Friends group founder Betty Engmann, whose father and grandparents are buried at the cemetery, said: "This whole situation smacks of fraud.
"The cemetery belongs to the people of Ilfracombe but we've been locked out.
"You lot sit on your duffs doing nothing because you let people in Barnstaple rule you.
"I'll spend every penny I've got to reopen the cemetery, even if it means taking this council to court.
"I wouldn't vote for you again."
Another founder member of the group, Inger Lovelock, listed reasons why the chapel should never have been converted into a house.
She said: "English Heritage were not consulted, listed building consent was not applied for and threats to owls and bats were not considered."

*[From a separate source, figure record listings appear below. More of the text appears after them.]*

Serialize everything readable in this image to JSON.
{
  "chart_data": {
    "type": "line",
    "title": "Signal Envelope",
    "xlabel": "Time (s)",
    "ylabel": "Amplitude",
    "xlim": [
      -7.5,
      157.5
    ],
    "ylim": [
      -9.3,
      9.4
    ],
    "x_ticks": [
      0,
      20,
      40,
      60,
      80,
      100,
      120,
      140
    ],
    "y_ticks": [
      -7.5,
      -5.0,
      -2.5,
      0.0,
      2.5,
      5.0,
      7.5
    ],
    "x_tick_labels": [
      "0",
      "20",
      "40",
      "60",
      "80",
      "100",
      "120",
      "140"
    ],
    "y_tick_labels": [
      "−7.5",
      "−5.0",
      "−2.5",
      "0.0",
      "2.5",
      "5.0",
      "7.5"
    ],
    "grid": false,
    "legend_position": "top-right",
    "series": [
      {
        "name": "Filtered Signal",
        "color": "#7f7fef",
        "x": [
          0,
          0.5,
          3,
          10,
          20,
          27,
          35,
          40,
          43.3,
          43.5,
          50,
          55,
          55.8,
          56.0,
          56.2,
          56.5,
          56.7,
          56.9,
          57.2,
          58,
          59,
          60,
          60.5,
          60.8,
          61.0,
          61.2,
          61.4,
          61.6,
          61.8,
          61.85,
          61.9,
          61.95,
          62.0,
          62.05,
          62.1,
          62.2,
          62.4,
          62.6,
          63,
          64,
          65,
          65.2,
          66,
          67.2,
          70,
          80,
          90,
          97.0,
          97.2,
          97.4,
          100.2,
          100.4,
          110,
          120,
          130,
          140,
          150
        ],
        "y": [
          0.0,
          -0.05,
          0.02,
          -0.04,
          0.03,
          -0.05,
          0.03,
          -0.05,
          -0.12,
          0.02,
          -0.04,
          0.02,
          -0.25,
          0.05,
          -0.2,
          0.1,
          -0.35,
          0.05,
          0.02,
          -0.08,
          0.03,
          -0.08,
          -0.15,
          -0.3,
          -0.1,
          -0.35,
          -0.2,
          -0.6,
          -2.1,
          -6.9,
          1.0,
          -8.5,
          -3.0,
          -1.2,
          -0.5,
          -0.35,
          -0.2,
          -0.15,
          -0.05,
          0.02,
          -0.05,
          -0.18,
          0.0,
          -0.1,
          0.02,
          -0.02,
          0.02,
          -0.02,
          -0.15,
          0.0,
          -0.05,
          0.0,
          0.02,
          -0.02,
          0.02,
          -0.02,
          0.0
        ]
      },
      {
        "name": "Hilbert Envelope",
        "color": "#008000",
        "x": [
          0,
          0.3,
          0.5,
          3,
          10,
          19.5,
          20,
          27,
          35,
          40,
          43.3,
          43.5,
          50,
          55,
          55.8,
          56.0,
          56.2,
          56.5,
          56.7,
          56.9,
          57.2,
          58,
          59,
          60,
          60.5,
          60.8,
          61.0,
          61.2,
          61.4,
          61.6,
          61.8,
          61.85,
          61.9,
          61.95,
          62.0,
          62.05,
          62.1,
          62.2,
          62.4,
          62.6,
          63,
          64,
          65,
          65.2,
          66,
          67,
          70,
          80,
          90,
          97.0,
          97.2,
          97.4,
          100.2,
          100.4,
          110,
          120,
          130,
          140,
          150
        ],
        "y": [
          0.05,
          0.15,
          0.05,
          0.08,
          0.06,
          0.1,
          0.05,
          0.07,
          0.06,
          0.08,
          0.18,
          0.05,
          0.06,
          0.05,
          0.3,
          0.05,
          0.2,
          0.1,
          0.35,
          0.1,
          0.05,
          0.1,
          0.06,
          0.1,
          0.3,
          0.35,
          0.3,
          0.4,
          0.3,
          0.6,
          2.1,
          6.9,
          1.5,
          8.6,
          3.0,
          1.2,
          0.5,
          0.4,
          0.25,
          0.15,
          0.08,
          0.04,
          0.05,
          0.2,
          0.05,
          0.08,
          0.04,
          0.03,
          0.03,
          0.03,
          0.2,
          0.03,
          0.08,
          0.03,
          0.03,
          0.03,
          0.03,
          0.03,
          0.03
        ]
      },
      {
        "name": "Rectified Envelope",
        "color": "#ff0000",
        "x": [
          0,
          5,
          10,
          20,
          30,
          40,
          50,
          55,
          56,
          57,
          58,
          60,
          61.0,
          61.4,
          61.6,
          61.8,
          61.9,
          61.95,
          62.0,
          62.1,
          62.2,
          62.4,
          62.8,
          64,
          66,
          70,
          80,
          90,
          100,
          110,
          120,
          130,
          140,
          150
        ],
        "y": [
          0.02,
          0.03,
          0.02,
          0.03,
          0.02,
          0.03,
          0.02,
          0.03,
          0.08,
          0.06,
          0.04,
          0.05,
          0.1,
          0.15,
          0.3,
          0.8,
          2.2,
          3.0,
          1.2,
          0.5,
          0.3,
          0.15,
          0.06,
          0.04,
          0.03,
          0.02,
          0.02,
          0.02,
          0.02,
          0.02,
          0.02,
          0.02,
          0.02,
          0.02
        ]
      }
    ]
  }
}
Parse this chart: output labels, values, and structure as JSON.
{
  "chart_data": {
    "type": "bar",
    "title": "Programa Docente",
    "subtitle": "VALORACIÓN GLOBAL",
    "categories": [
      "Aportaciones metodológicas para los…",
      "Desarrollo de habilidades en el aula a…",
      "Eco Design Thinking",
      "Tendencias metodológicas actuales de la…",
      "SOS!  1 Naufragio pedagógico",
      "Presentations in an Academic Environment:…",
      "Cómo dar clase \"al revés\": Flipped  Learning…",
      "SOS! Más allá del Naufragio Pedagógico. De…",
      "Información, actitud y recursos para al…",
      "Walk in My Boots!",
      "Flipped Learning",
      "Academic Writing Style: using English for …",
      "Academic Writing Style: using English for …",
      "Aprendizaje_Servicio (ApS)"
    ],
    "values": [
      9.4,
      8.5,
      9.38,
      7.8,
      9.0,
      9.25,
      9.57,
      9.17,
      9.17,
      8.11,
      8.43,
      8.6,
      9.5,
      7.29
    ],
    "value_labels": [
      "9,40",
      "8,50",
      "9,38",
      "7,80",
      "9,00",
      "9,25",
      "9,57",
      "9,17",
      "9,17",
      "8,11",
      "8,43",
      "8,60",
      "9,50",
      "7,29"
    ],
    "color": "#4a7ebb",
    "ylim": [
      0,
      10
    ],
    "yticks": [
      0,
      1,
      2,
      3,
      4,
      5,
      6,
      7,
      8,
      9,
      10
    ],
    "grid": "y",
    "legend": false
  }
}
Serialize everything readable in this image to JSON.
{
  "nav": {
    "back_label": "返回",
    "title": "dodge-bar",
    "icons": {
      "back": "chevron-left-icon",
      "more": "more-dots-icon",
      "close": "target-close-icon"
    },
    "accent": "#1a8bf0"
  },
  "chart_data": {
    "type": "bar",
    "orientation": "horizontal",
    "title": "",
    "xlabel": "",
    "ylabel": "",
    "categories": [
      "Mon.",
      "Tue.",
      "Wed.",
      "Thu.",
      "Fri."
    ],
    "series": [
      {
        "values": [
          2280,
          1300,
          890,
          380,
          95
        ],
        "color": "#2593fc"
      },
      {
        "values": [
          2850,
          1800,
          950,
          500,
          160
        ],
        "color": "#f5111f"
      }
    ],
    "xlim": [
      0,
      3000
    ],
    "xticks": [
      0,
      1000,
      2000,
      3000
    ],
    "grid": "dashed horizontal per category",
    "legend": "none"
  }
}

Later in the evening the council discussed a motion from Councillor Peter Rawle, who has met several times with the Friends group, which proposed the council supported the group in its research.
Mr Rawle said: "Score Cemetery was gifted to this town but it needs investigation, possibly to see if there has been fraud.
"The Friends group is determined to sort out the legalities and they now have a specialist solicitor who has come out of retirement to help them out for free.
"However, to progress the matter they will need to raise money to pay a barrister.
"We need to support them in their quest for truth."
Councillor Janice Donovan said she was upset the council had been accused of not supporting the event as she understood Mr Rawle had been representing the authority at the group's meetings.
Mr Rawle said there would be no financial implications for the council, though Councillor Mike Edmunds said the Friends group could apply to the council for grant funding once they had more information about legal fees.
The council voted unanimously to support the Friends Of Score Cemetery in their research.
"I've got photos of stacked up gravestones and the desecrated graves of babies and war heroes. All of you should be ashamed to let this happen."